I can officially attest; "Hamilton" truly does live up to the hype.
Upon its release in 2015, the Broadway musical’s fame soared, garnering 11 Tony awards alone.
I missed the initial "Hamilton" fanfare, but during the fall of 2017 I moved with three musical theater buffs, thus sparking my love for the period piece. Its quick wit, double meanings and insights are impressively written.
And now, three years after the announcement that "Hamilton" would tour in Oklahoma City and Tulsa, I refused to throw away my shot at finally seeing the show come to life on stage.
I’ll refrain from delving into every stunningly crafted aspect of "Hamilton," but here are my biggest takeaways from watching "Hamilton" live at the Tulsa Performing Arts Center.
First, seeing our founding fathers portrayed by minorities struck me to my core.
"Hamilton" is about the life of Alexander Hamilton and thus features prominent historical figures such as George Washington, Thomas Jefferson and John Adams; all of whom are white. However, Lin Manuel Miranda, the author and original lead actor on Broadway, refused to whitewash the show, despite concerns of historical accuracy.
There is something absolutely poetic about not limiting the actors to the same ethnicities of the original historical figures. Seeing Thomas Jefferson, a historically staunch slave owner, portrayed by a black man felt like a milestone.
America is a country envisioned by immigrants and built on the backs of slaves. Seeing our founding fathers portrayed by minorities in such a grand and successful fashion impacted me more than I expected. In that moment, it felt like America truly belonged to all of its people, not solely the historically elite.
The next big thing that hit me was the embodiment of the line, “History has its eyes on you." If you’ve listened to "Hamilton" songs, you know that phrase is a repeated theme throughout the entire musical. I’d heard them sing it in the soundtrack countless times, and the motive behind it made sense to me; the decisions these characters were making held weight people would feel for generations to come.

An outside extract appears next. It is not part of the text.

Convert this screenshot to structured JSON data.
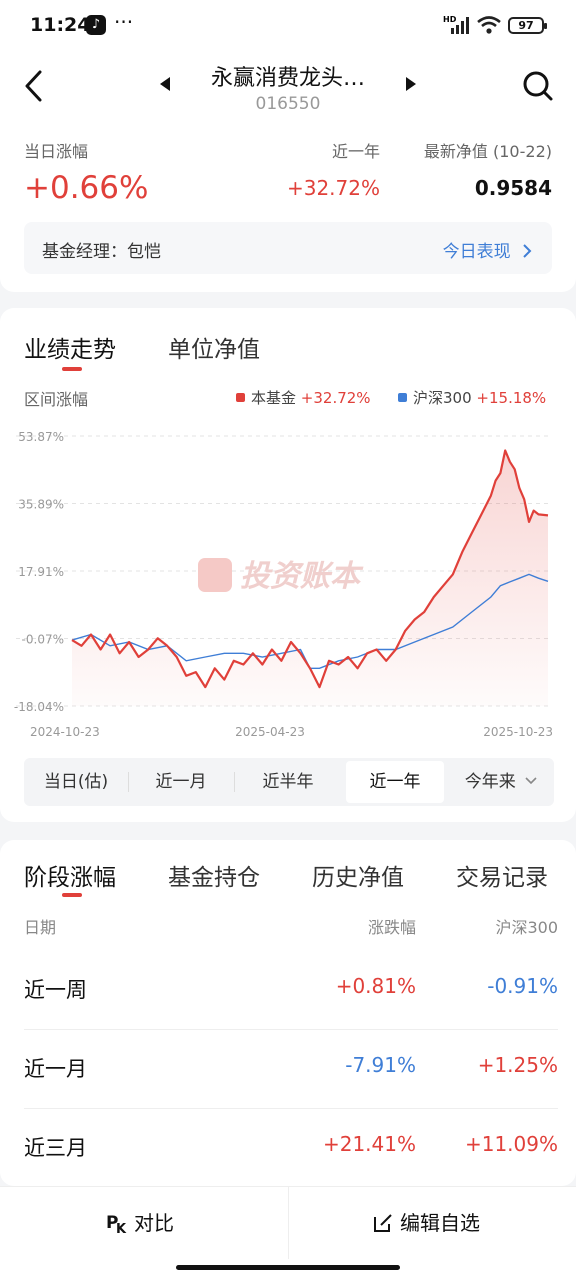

What I didn’t expect was the physical manifestation of that line on stage. During key moments, such as when George Washington and Alexander Hamilton made a private and consequential decision, the extras would stare from the shadows, lining the balconies and watching intently. They never said anything; they weren’t part of the scene. They simply watched motionlessly as major moments unfurled. It gave significant power and weight to “history has its eyes on you." To me, those extras represented history, and even the audience in that moment, watching centuries later.
Next, I loved the extent to which the actors implemented rap and hip-hop culture in the performance. "Hamilton" is not a classical Broadway show because nearly all of the songs are raps. According to the Tulsa Performing Arts Center, if Hamilton’s tempo matched that of most musicals, its running time would be nearly six hours. Rapping allows for extremely quick wit and in-depth coverage of the plot line. I knew this going in, but seeing the characters clap-back at each other, engage in rap battles and use currently popular dance moves gave the historical piece a modern vibe.
Finally, the choreography, lighting, turntable and blocking were superb. The set itself is stationary and doesn’t change much throughout the show, but in the center of the stage is a sunken, rotating platform known as a turntable. During songs such as “Satisfied," the spinning turntable in conjunction with the beautiful lighting and choreography truly took my breath away.
I’ll be honest, I started crying halfway through the first act and had worked myself into an ugly cry by the end. The way they tackle the duel scene between Hamilton and Burr … I can’t bring myself to spoil it for you. You’ll just need to experience it yourself.
"Hamilton" is an absolute work of art visually, emotionally and intellectually; and if you haven’t jumped on the bandwagon, you’re missing out.